Leur morale et la nôtre

François Bayrou, garde des sceaux, a présenté jeudi 1er juin son projet "pour redonner confiance dans la vie démocratique du pays". Bien qu'augmentées par rapport au programme d'Emmanuel Macron, les orientations retenues paraissent bien maigres par rapport aux impératifs de probité déjà attendus dans d'autres démocraties. Et insuffisant, au regard du besoin démocratique de nos sociétés.

"Juges", "Cour", "Parlementaires", les acteurs du futur contrôle de la vie publique, bien que renforcé, restent les mêmes. Ils seront juges et parties. Où sont les citoyens ? Comme le rappelle Michel Deléan et Mathilde Mathieu (à lire ici dans Mediapart), les trois axes principaux présentés font d'eux des grands absents ; seuls les énormes privilèges en vigueur dans le passé sont élagués, et encore pas tous. Pas de 4 août donc. Rien de révolutionnaire. 
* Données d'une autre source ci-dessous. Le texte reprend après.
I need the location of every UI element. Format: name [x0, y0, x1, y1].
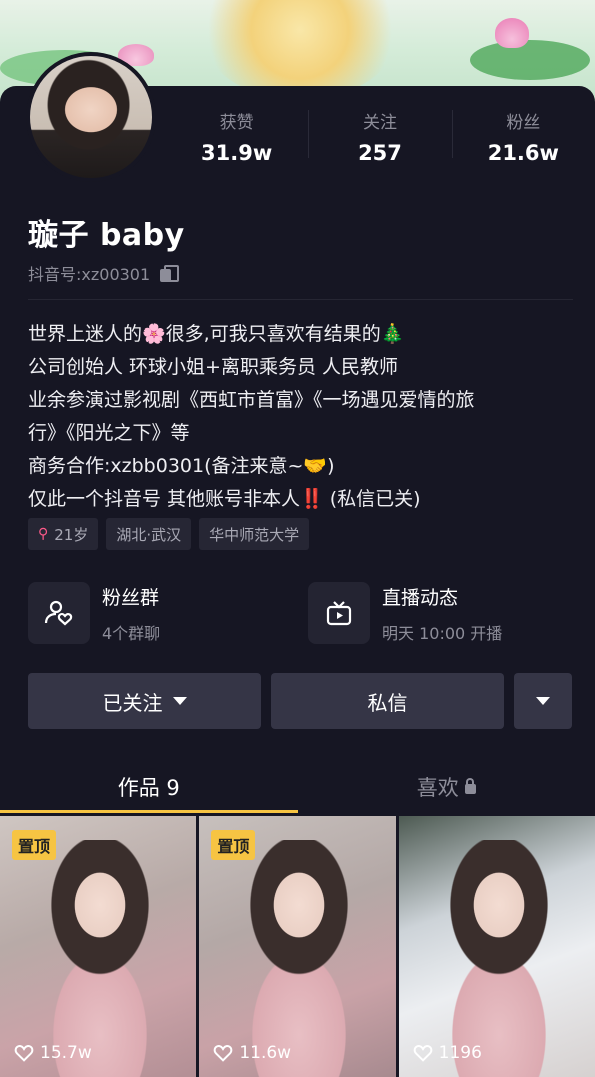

Les pistes étaient pourtant nombreuses, et existent dans le débat public : instauration d'un droit révocatoire à mi-mandat (France insoumise), d'un 49-3 citoyen (PS-Benoît Hamon), d'un renforcement du référendum (proposition largement avancée, jamais mise en oeuvre, dans un arc large du spectre politique), référundum dont un tel projet aurait énormément gagné en légitimité à y être soumis. Par principe. D'autres idées circulent : renforcer la participation active par des tirages au sort, faire davantage confiance à la vitalité de la démocratie locale, gangrenée et parasitée, elle aussi, et largement, par des affaires : les clientélismes multiples dans l'attribution des marchés publics, les recrutements et nominations claniques ou familiaux, les passations de pouvoir au mépris de militants locaux qui se fatiguent dans une besogne discrète, les parachutages de tous bords, les majorités "patchwork" qui mordent sur les programmes pour lesquels les électeurs se sont déplacés. 

Pas un mot, non plus, sur l'instauration de la proportionnelle. "Plus tard", me dira-t-on, "un autre projet". Elle est promise par le président. Certes, nous attendrons la version développée de sa copie. Mais comment penser "redonner confiance dans la vie démocratique" quand on n'annonce pas, dans l'en-tête du projet, la garantie d'une véritable représentation des idées qui recueillent de larges suffrages et qui doivent être entendues dans le débat contradictoire d'une Assemblée législative parlant "au nom du peuple français" ? 

Pas un mot sur la composition jamais paritaire, jamais diverse, jamais ouvrière de la "représentation nationale". Pas un mot sur les pouvoirs immenses, sans visages et sans élus, des lobbyistes et affairistes qui gravitent autour du pouvoir et lui dictent sa pensée. Pas un mot sur le rôle ambiguë des médias, parce que structurellement parties prenantes du système de domination, à l'heure où la démocratie est mise en péril dans sa vertu parce qu'elle repose sur le respect strict de la vérité. Pas un mot enfin, mais il y en aurait tant à dire, sur l'évidente communauté d'intérêts, au sens sociologique, que forment tous ceux que l'Etat recrute, dans tous les arcanes de sa haute administration, dans tous les lieux où s'exerce son pouvoir. La France est dirigée par un bourgeoise blanche, intéressée aux effets positifs de la mondialisation, donc de la déréglémentation sociale et écologique, endogame dans sa reproduction, marginalement encline à se réformer, prête à se présenter sous les atours de la modernité sociétale pour trouver une justification permanente à l'exercice de sa plus totale domination. Toutes les exceptions sont des excuses, des pis-allers. Ceux qui ne l'ont pas compris sont des naïfs. 

Leur morale et la nôtre sont irréconciliables et incompatibles. Leur morale est bourgeoise, la nôtre est populaire, bigarrée, insolente, manifestante, zadiste, féministe. Leur morale est portée par des Fillon, des Ferrand, la nôtre est anonyme parce que partagée par la foule. Notre projet de loi de moralisation est la VIe République, entreprise de salubrité publique nationale.